My first experience was got to get off the plane. I think you have to ride a bus to get to Quantico. And I'm going walking down the hall with all these bags trying to find, they told me to put them in the closet, and there was a janitress, a female lady that sweeping the floor, black as a matter of fact. And she looked up and saw me coming down the hall and her first thing anybody said to me in Quantico was, you're not gone make it, none of them do. And I'm like, lady. But she was an elderly lady, so I didn't want to say anything to her. I just smiled and kept going. But I was angry. It's like, how dare you tell me I can't make it here. Why not? What's the big deal? I mean there are people that do make it, why not me?
But that was just the environment: take care of yourself, learn how to do things, go to the end, don't give up. I mean there's just all these things that were coming at you. And I think for me at the Academy, you learn some things about yourself that were never asked of you that you couldn't and can do. I think that's what kept me motivated to continue going and doing things. You just go and do things that you, you've never actually been asked to do before. So how do you know you can't do it?
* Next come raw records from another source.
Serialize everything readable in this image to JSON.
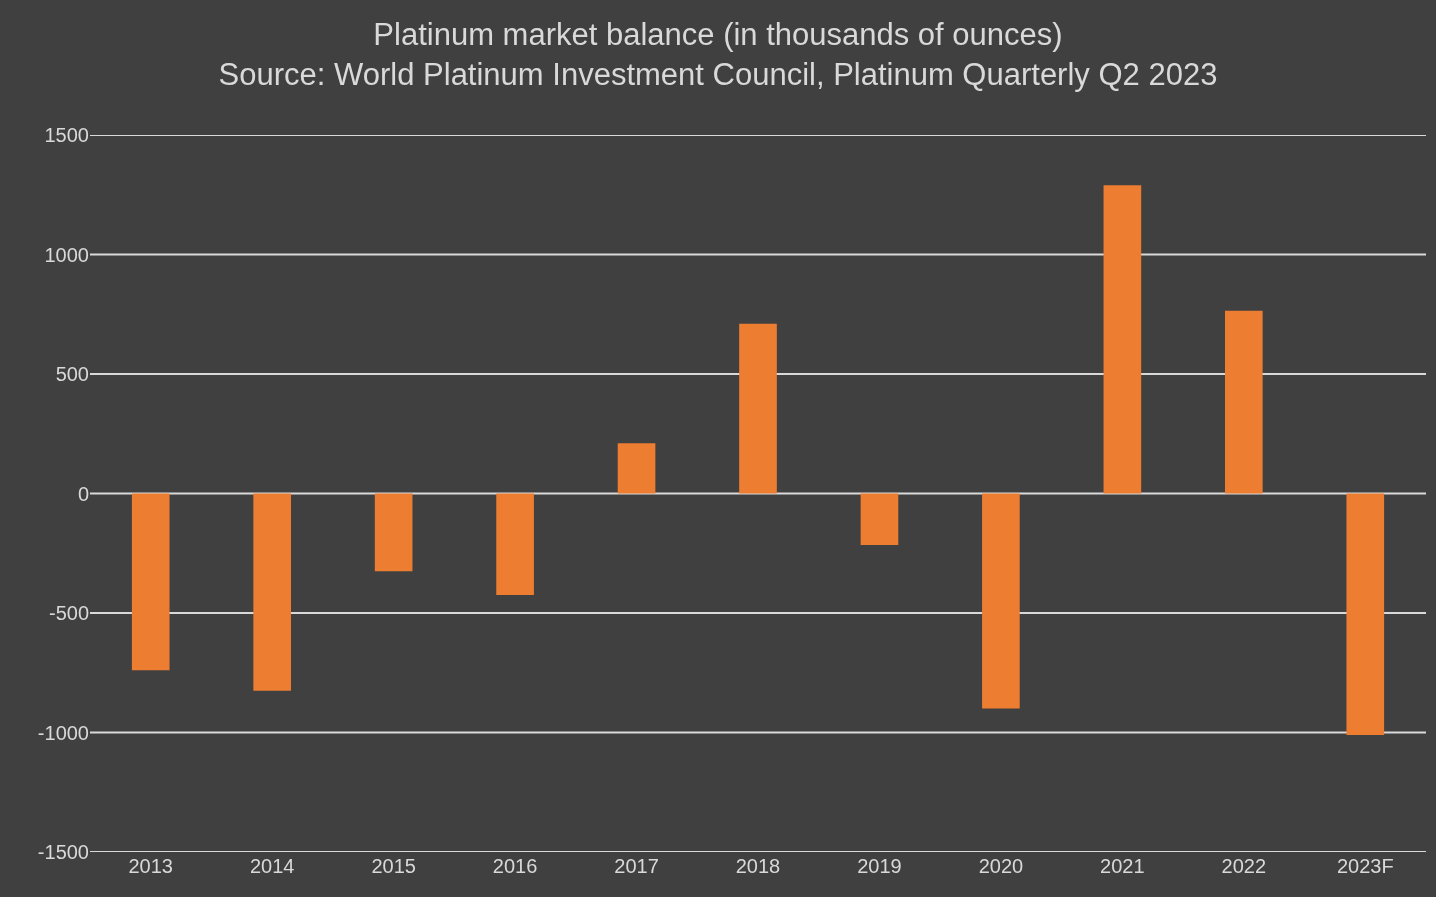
{
  "chart_data": {
    "type": "bar",
    "title": "Platinum market balance (in thousands of ounces)",
    "subtitle": "Source: World Platinum Investment Council, Platinum Quarterly Q2 2023",
    "categories": [
      "2013",
      "2014",
      "2015",
      "2016",
      "2017",
      "2018",
      "2019",
      "2020",
      "2021",
      "2022",
      "2023F"
    ],
    "values": [
      -740,
      -825,
      -325,
      -425,
      210,
      710,
      -215,
      -900,
      1290,
      765,
      -1010
    ],
    "color": "#ed7d31",
    "ylim": [
      -1500,
      1500
    ],
    "yticks": [
      -1500,
      -1000,
      -500,
      0,
      500,
      1000,
      1500
    ],
    "grid": "y"
  }
}
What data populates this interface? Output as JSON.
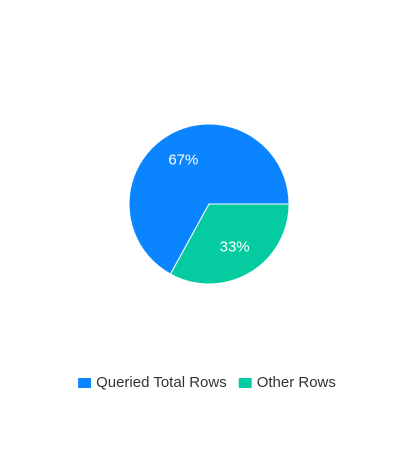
{
  "chart_data": {
    "type": "pie",
    "values": [
      67,
      33
    ],
    "slice_labels": [
      "67%",
      "33%"
    ],
    "legend": [
      "Queried Total Rows",
      "Other Rows"
    ],
    "colors": [
      "#0A84FF",
      "#05CBA1"
    ],
    "legend_placement": "bottom"
  }
}
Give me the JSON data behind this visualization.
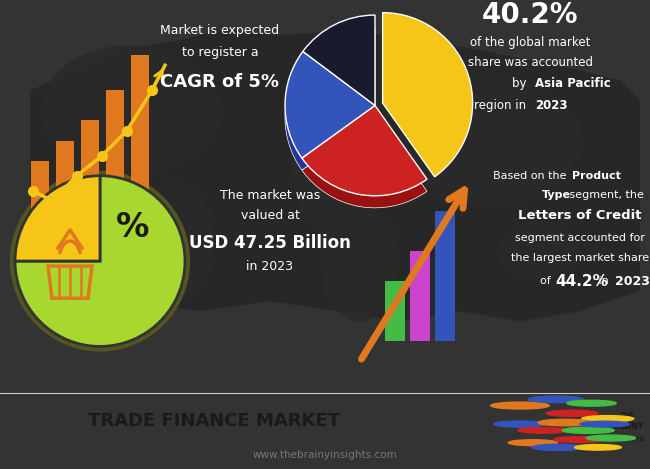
{
  "bg_color": "#333333",
  "footer_bg": "#ececec",
  "footer_text": "TRADE FINANCE MARKET",
  "footer_sub": "www.thebrainyinsights.com",
  "top_left_text1": "Market is expected",
  "top_left_text2": "to register a",
  "top_left_bold": "CAGR of 5%",
  "top_right_pct": "40.2%",
  "top_right_line1": "of the global market",
  "top_right_line2": "share was accounted",
  "top_right_line3": "by ",
  "top_right_bold3": "Asia Pacific",
  "top_right_line4": "region in ",
  "top_right_bold4": "2023",
  "bottom_center_text1": "The market was",
  "bottom_center_text2": "valued at",
  "bottom_center_bold": "USD 47.25 Billion",
  "bottom_center_text3": "in 2023",
  "bottom_right_bold3": "Letters of Credit",
  "bottom_right_line4": "segment accounted for",
  "bottom_right_line5": "the largest market share",
  "bottom_right_bold6": "44.2%",
  "bottom_right_bold6c": "2023",
  "pie_colors": [
    "#f5c518",
    "#cc2222",
    "#3355bb",
    "#1a1a2e"
  ],
  "pie_sizes": [
    40.2,
    24.9,
    20.1,
    14.8
  ],
  "bar_color_orange": "#e07820",
  "bar_color_yellow": "#f5c518",
  "line_color_top": "#f5c518",
  "bottom_bar_colors": [
    "#44bb44",
    "#cc44cc",
    "#3355bb"
  ],
  "arrow_color": "#e07820",
  "pie_3d_rim_color": "#c9a010"
}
I had no idea that we had been agents for 100 years. It's a tremendous milestone for everybody to try and step into the footsteps of those who came before me, those who come after us, proud. Of course, most of us got into the FBI not even knowing. I had no idea that I was just the second female, none whatsoever. But then when you find out these things, then you know you have a special job to do and that is to maintain integrity, to really work hard to make the FBI proud of you. And not only your other brothers and sisters, the other people that you work with to join into that loyalty team and it's a tremendous thing to be around for 100 years and really be devoted, be looked up to, be honored, and no smears. That's the basic thing. Really just great agents.